A pesar de sus intenciones, ligar no era tan simple. Primero tenía que encontrar un hombre que la atrajera. Y Lily ya sabía que ese tipo no le subía la temperatura.

– Bueno, ¿tú a qué te dedicas, Lily?

– Señor Franklin, me temo que no estoy interesada en…

– Jim -insistió él-. ¿Tienes un plan de jubilación?, ¿has invertido tu dinero inteligentemente? Lily agarró su copa, la vació y se puso de pie.

– Voy por más champán. Si me disculpas…

– Se está acercando un camarero -dijo Franklin con una sonrisa de oreja a oreja.

Lily reprimió una palabrota y volvió a sentarse.
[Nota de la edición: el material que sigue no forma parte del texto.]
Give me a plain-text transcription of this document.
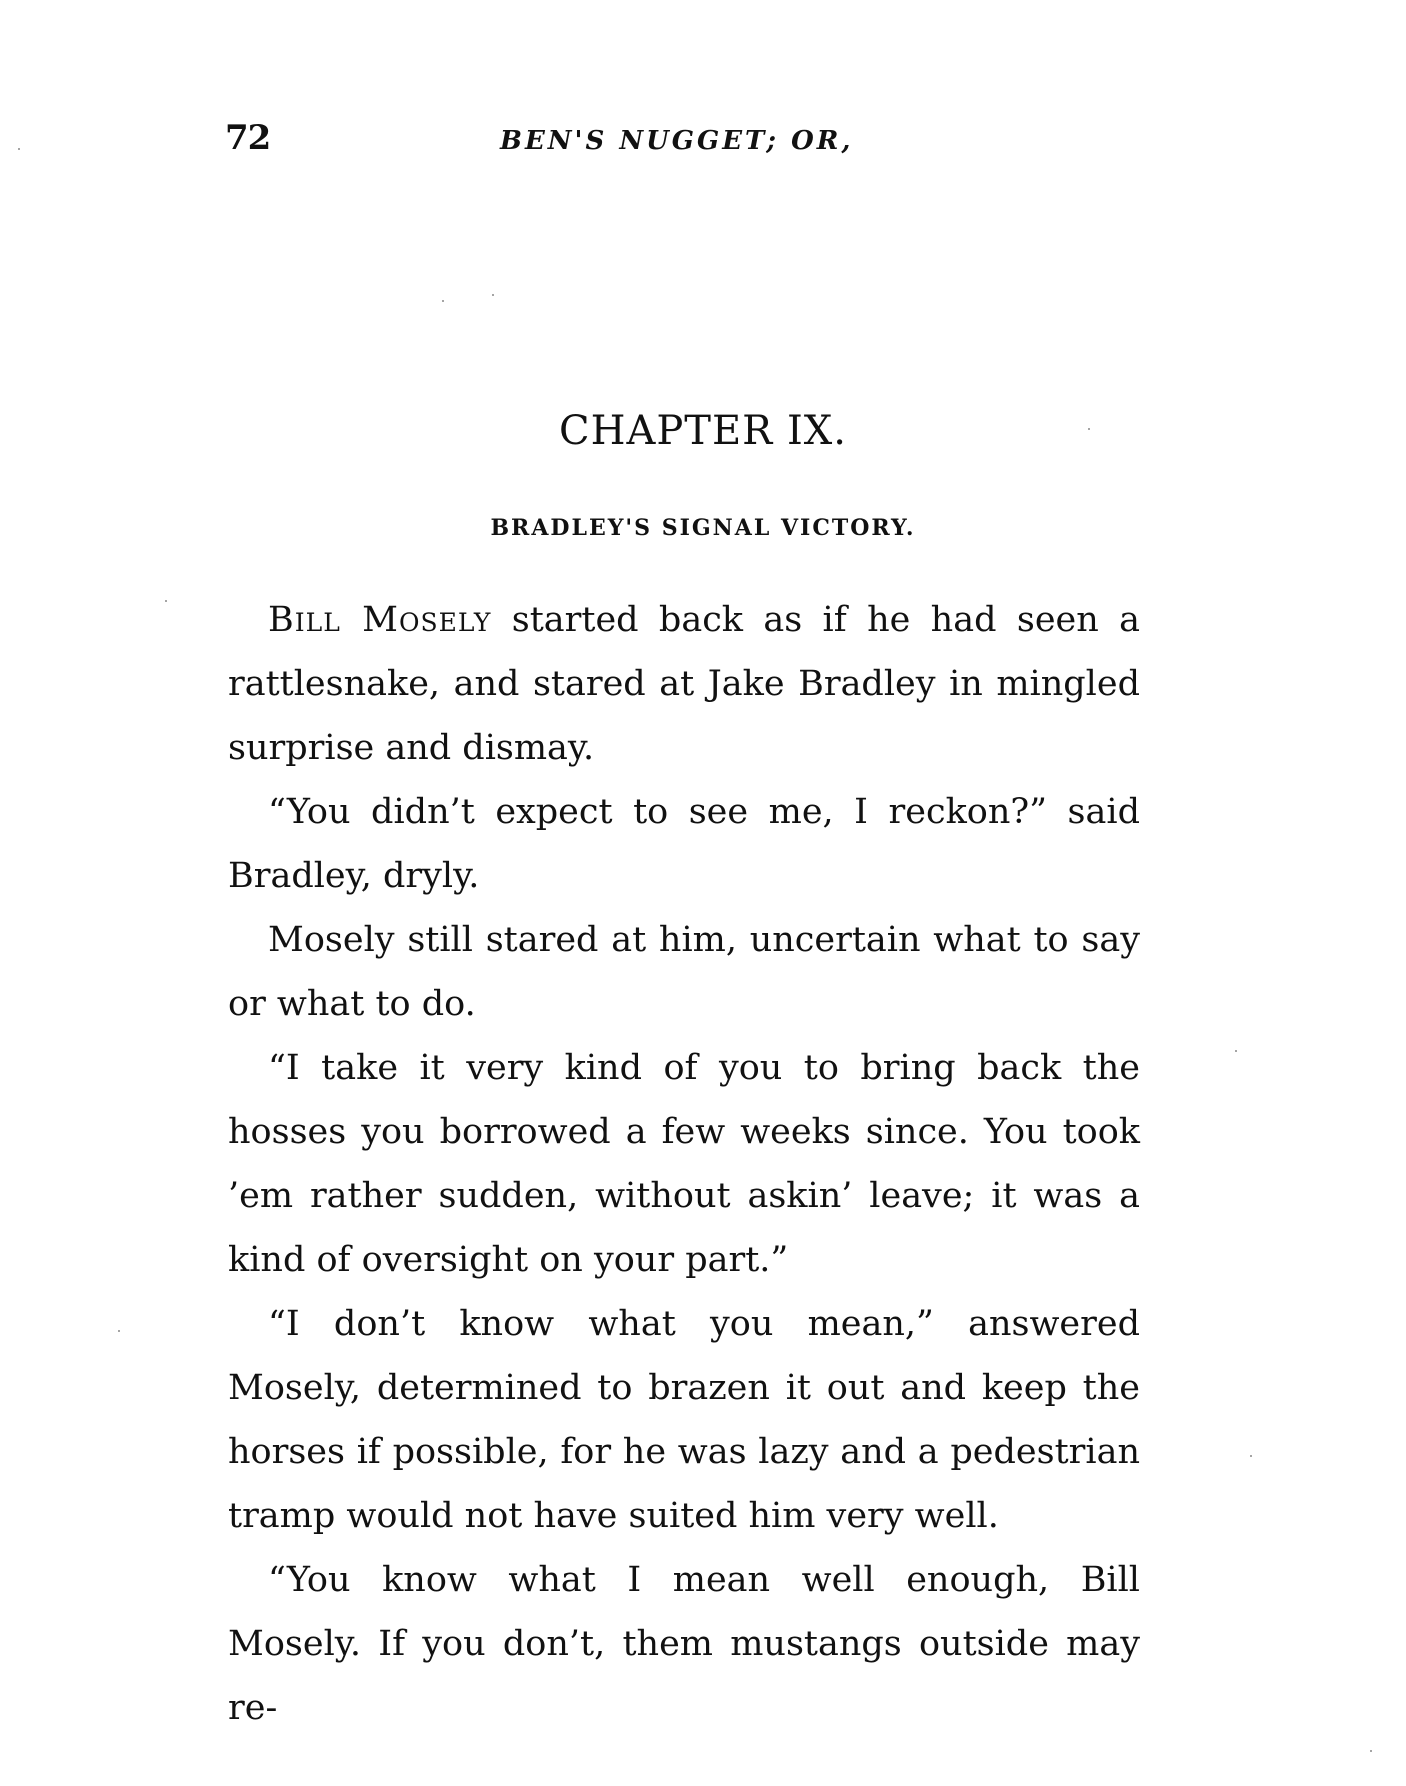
72	BEN'S NUGGET; OR,
CHAPTER IX.
BRADLEY'S SIGNAL VICTORY.

Bill Mosely started back as if he had seen a rattlesnake, and stared at Jake Bradley in mingled surprise and dismay.

“You didn’t expect to see me, I reckon?” said Bradley, dryly.

Mosely still stared at him, uncertain what to say or what to do.

“I take it very kind of you to bring back the hosses you borrowed a few weeks since. You took ’em rather sudden, without askin’ leave; it was a kind of oversight on your part.”

“I don’t know what you mean,” answered Mosely, determined to brazen it out and keep the horses if possible, for he was lazy and a pedestrian tramp would not have suited him very well.

“You know what I mean well enough, Bill Mosely. If you don’t, them mustangs outside may re-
Si aquello no era una tortura, andaba muy cerca. No solía ser descortés, menos en el trabajo, pero no creía que Richard Patterson fuese amigo de Jim Franklin, analista de inversiones.
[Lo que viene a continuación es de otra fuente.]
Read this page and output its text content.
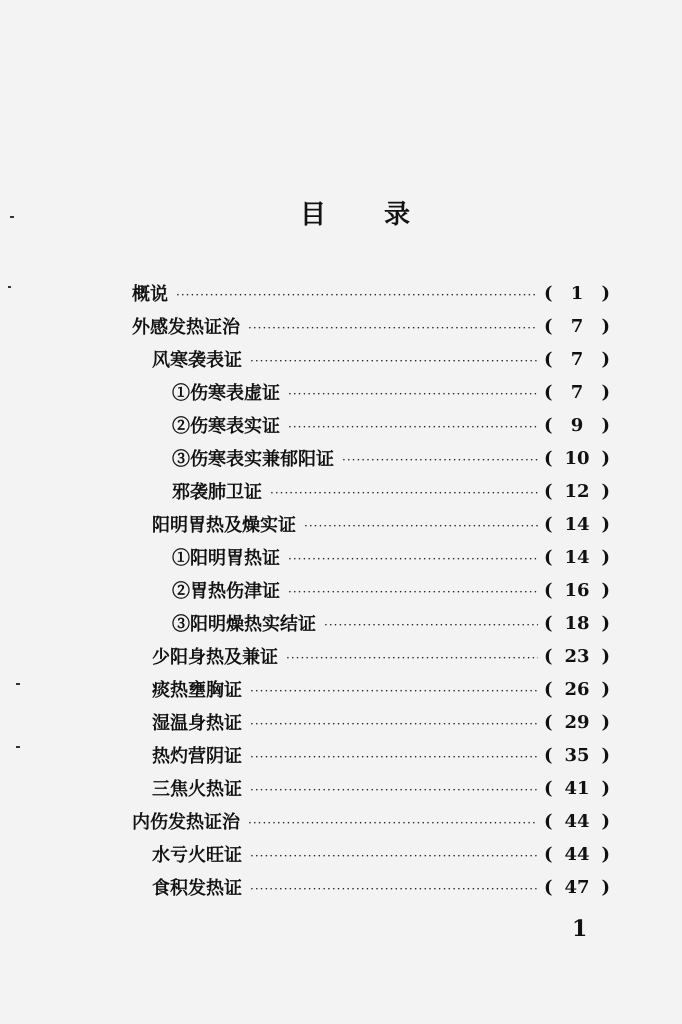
目 录
概说 ·····	(	1	)
外感发热证治 ·····	(	7	)
风寒袭表证 ·····	(	7	)
①伤寒表虚证 ·····	(	7	)
②伤寒表实证 ·····	(	9	)
③伤寒表实兼郁阳证 ·····	( 10 )
邪袭肺卫证 ·····	( 12 )
阳明胃热及燥实证 ·····	( 14 )
①阳明胃热证 ·····	( 14 )
②胃热伤津证 ·····	( 16 )
③阳明燥热实结证 ·····	( 18 )
少阳身热及兼证 ·····	( 23 )
痰热壅胸证 ·····	( 26 )
湿温身热证 ·····	( 29 )
热灼营阴证 ·····	( 35 )
三焦火热证 ·····	( 41 )
内伤发热证治 ·····	( 44 )
水亏火旺证 ·····	( 44 )
食积发热证 ·····	( 47 )
1
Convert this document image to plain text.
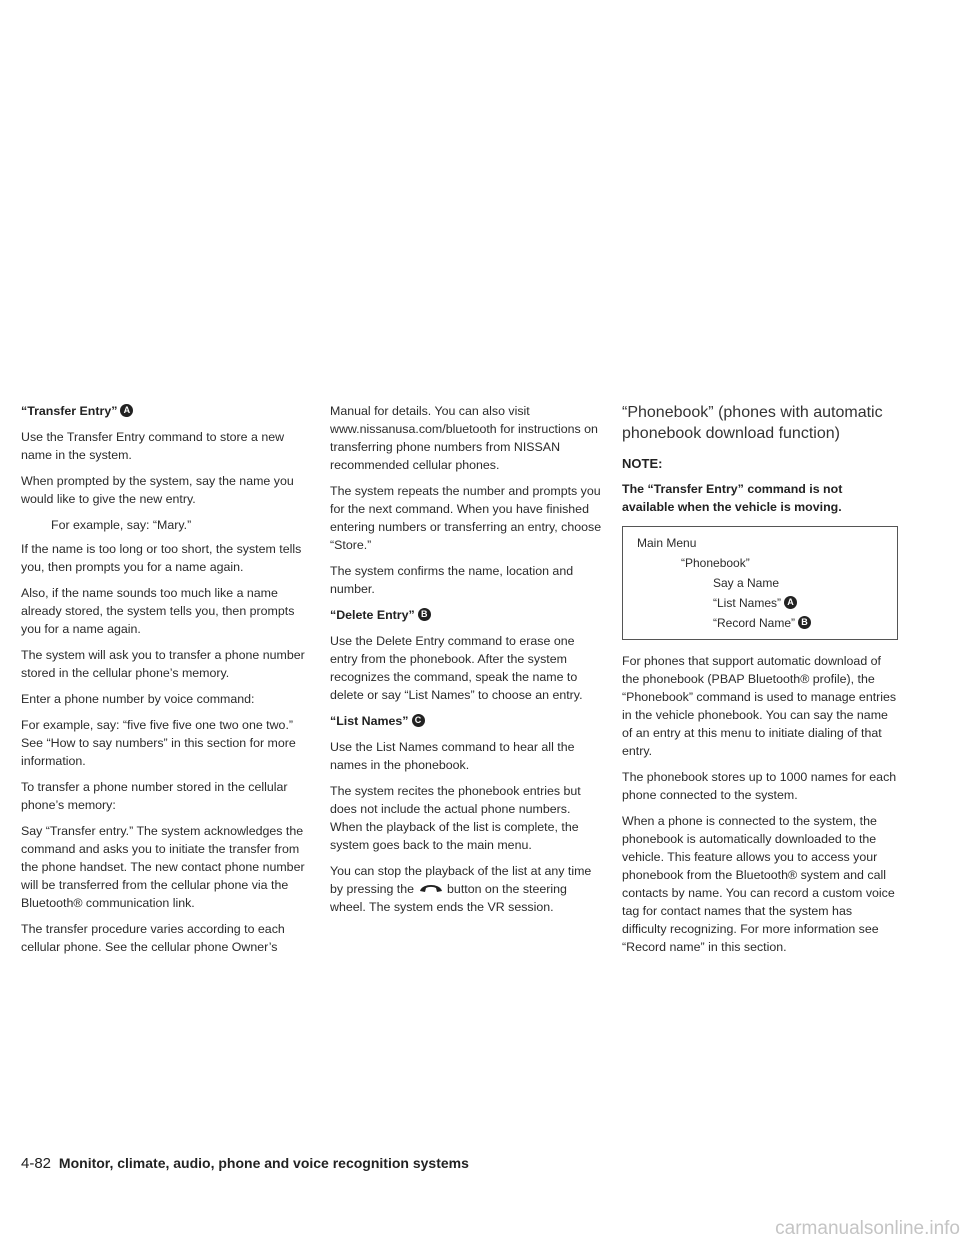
“Transfer Entry” A

Use the Transfer Entry command to store a new name in the system.

When prompted by the system, say the name you would like to give the new entry.

For example, say: “Mary.”

If the name is too long or too short, the system tells you, then prompts you for a name again.

Also, if the name sounds too much like a name already stored, the system tells you, then prompts you for a name again.

The system will ask you to transfer a phone number stored in the cellular phone’s memory.

Enter a phone number by voice command:

For example, say: “five five five one two one two.” See “How to say numbers” in this section for more information.

To transfer a phone number stored in the cellular phone’s memory:

Say “Transfer entry.” The system acknowledges the command and asks you to initiate the transfer from the phone handset. The new contact phone number will be transferred from the cellular phone via the Bluetooth® communication link.

The transfer procedure varies according to each cellular phone. See the cellular phone Owner’s

Manual for details. You can also visit www.nissanusa.com/bluetooth for instructions on transferring phone numbers from NISSAN recommended cellular phones.

The system repeats the number and prompts you for the next command. When you have finished entering numbers or transferring an entry, choose “Store.”

The system confirms the name, location and number.

“Delete Entry” B

Use the Delete Entry command to erase one entry from the phonebook. After the system recognizes the command, speak the name to delete or say “List Names” to choose an entry.

“List Names” C

Use the List Names command to hear all the names in the phonebook.

The system recites the phonebook entries but does not include the actual phone numbers. When the playback of the list is complete, the system goes back to the main menu.

You can stop the playback of the list at any time by pressing the	button on the steering wheel. The system ends the VR session.

“Phonebook” (phones with automatic phonebook download function)
NOTE:
The “Transfer Entry” command is not available when the vehicle is moving.
Main Menu
“Phonebook”
Say a Name
“List Names” A
“Record Name” B

For phones that support automatic download of the phonebook (PBAP Bluetooth® profile), the “Phonebook” command is used to manage entries in the vehicle phonebook. You can say the name of an entry at this menu to initiate dialing of that entry.

The phonebook stores up to 1000 names for each phone connected to the system.

When a phone is connected to the system, the phonebook is automatically downloaded to the vehicle. This feature allows you to access your phonebook from the Bluetooth® system and call contacts by name. You can record a custom voice tag for contact names that the system has difficulty recognizing. For more information see “Record name” in this section.

4-82 Monitor, climate, audio, phone and voice recognition systems
carmanualsonline.info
Mientras este peroraba sobre activos líquidos y bonos del Estado, Lily dejó vagar la mirada, intercalando algún monosílabo de tanto en tanto para contestar a alguna de las preguntas de Franklin. Dibujó una sonrisa forzada y se preguntó cuánto tiempo tendría que soportar el monólogo de Franklin. Buscó alguna excusa para acabar con aquel tormento sin parecer ruda. Entonces, se fijó en un hombre que estaba detrás de Franklin, de pie, apoyado contra una columna de mármol, con una sonrisa divertida en los labios.

Lily desvió la mirada de inmediato, pero cuando volvió a girarse, descubrió que el hombre seguía observándola. Luego, él miró el reloj, fingió bostezar y Lily no pudo evitar sonreír. Dio otro sorbo de champán, contemplando al desconocido sobre el borde de la copa.

A diferencia de Jim Franklin. el otro hombre sí que era despampanante. El pelo negro, bien cuidado, le caía hasta el cuello de la camisa. Sus cejas oscuras resaltaban el color indeterminado de los ojos, de un matiz tan poco corriente como atractivo. Era más alto que la media, de complexión elegante, y llevaba un esmoquin que acentuaba la envergadura de los hombros y su estrecha cintura.

Cuando subió a la cara, el hombre sonreía abiertamente. Asintió con la cabeza, como si supiera lo que estaba pensando Lily. Y luego echó a andar hacia ella. Lily contuvo la respiración, sin apartar la vista de los ojos del desconocido, con el corazón un poco acelerado.

– Cariño -dijo al llegar a la mesa-, te he estado buscando por todas partes.

Estiró un brazo y, vacilante, Lily le agarró la mano que le había ofrecido. Se sorprendió cuando se la llevó a los labios y le besó cerca de la muñeca. Tragó saliva.

– Te estaba esperando, corazón -dijo ella-. Has tardado.